Consul
Consistency
The page provides conceptual information about Consul's anti-entropy mechanism, which keeps Consul catalog results consistent across nodes in a datacenter.
Introduction
Entropy is the tendency of systems to become increasingly disordered over time. Consul includes anti-entropy mechanisms to counter this tendency and keep the state of the cluster ordered, even when cluster components fail.
In Consul, there is a distinction between the global service catalog and the agent's local state. Agents forward information about services and their registered health checks to the leader node in the cluster, which replicates the authorative global service catalog to the other server nodes. As a result, any node in a Consul cluster may have catalog information that differs from the other nodes at a specific moment in time.
Consul's anti-entropy mechanism reconciles catalog differences by periodically synchronizing the local agent state with the catalog.

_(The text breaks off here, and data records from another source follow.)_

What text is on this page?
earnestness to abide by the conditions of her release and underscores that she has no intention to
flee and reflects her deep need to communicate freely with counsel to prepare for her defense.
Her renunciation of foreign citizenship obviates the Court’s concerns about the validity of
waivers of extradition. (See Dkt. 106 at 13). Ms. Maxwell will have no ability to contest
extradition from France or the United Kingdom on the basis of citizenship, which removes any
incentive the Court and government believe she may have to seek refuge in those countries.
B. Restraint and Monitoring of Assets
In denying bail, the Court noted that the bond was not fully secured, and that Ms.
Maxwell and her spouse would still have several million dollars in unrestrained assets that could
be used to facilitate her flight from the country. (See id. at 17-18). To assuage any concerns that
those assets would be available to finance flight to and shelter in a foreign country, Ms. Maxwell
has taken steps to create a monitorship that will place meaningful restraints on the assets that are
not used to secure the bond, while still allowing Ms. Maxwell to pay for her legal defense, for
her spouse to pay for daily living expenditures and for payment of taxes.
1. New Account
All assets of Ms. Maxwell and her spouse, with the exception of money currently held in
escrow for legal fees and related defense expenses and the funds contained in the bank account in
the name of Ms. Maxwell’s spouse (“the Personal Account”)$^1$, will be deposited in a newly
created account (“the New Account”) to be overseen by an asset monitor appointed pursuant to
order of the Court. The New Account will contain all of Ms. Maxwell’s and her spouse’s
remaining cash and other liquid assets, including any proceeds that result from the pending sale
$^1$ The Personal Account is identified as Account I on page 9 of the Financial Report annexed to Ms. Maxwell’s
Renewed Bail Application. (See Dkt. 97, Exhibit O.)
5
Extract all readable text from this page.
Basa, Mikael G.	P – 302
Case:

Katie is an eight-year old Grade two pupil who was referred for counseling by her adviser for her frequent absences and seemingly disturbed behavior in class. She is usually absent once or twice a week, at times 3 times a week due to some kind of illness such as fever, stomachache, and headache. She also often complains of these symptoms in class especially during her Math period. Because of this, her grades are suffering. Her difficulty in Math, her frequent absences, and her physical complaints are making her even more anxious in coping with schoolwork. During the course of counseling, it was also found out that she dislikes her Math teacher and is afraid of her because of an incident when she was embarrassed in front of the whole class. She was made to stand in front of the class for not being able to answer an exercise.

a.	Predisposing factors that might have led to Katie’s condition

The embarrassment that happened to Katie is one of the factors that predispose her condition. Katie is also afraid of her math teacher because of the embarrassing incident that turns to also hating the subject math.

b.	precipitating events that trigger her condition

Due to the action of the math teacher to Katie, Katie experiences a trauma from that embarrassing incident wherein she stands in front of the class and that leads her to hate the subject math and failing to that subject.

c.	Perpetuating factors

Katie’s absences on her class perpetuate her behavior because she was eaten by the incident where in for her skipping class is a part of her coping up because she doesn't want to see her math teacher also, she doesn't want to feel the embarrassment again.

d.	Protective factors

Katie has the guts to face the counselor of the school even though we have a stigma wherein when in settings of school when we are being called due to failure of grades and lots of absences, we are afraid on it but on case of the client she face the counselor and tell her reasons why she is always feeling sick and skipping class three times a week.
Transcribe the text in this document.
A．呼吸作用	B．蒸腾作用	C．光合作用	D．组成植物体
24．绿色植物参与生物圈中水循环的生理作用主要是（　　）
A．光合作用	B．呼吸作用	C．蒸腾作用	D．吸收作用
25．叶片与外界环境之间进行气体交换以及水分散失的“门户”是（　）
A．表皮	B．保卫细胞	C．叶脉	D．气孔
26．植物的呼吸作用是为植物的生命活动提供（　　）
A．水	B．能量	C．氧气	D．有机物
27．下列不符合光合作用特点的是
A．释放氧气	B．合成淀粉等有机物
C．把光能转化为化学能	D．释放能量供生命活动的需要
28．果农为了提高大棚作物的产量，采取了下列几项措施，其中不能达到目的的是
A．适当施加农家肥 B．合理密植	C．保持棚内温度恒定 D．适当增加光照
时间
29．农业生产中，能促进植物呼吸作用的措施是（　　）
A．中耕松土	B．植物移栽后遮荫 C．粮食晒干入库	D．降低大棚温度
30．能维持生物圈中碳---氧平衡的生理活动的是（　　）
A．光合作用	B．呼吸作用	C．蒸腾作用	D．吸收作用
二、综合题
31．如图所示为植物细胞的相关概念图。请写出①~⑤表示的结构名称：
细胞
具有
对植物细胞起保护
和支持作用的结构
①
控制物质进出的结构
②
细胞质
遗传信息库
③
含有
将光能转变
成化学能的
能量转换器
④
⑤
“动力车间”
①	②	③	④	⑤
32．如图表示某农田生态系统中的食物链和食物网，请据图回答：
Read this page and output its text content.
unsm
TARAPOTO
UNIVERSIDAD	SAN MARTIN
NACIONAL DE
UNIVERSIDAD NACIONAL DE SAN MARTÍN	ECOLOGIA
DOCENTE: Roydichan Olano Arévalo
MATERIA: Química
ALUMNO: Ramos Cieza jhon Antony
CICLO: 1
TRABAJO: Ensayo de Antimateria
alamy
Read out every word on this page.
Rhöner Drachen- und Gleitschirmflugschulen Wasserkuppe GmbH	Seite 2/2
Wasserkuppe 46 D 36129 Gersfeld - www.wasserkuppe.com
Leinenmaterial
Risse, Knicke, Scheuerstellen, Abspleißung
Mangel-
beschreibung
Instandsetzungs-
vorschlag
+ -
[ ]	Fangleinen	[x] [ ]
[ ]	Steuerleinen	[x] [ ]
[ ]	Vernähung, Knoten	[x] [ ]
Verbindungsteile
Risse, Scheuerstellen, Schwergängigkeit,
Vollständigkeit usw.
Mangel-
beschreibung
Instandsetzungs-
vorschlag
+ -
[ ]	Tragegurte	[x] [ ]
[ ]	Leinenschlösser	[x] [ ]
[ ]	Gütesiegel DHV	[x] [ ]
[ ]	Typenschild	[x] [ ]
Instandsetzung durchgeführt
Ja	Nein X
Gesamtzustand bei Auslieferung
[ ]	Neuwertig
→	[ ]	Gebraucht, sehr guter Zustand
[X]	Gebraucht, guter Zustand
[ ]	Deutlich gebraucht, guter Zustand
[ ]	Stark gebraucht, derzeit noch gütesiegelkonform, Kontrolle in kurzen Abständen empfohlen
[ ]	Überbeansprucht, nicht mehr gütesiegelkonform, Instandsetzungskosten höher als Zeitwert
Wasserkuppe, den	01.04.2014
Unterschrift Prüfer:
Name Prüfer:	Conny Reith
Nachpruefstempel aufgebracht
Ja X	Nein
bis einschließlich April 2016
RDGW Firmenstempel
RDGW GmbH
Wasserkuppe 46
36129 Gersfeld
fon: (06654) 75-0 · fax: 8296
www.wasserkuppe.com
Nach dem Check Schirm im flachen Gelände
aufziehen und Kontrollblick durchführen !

For example, when a user registers a new service or check with the agent, the agent notifies the leader that this new check exists, and the leader updates the catalog. Similarly, when a check is deleted from the agent, it notifies the leader to update the catalog. Using this information, the catalog can respond intelligently to queries about its nodes and services based on their availability.
Consul treats the state of the agent as authoritative. If there are any differences between the agent's view and the catalog view, the agent uses its local view.
Periodic synchronization
Consul's anti-entropy mechanism is a long-running process. In addition to detecting agent changes, it periodically syncs service and health check information to the catalog. This sync ensures that the catalog closely matches the agent's actual state.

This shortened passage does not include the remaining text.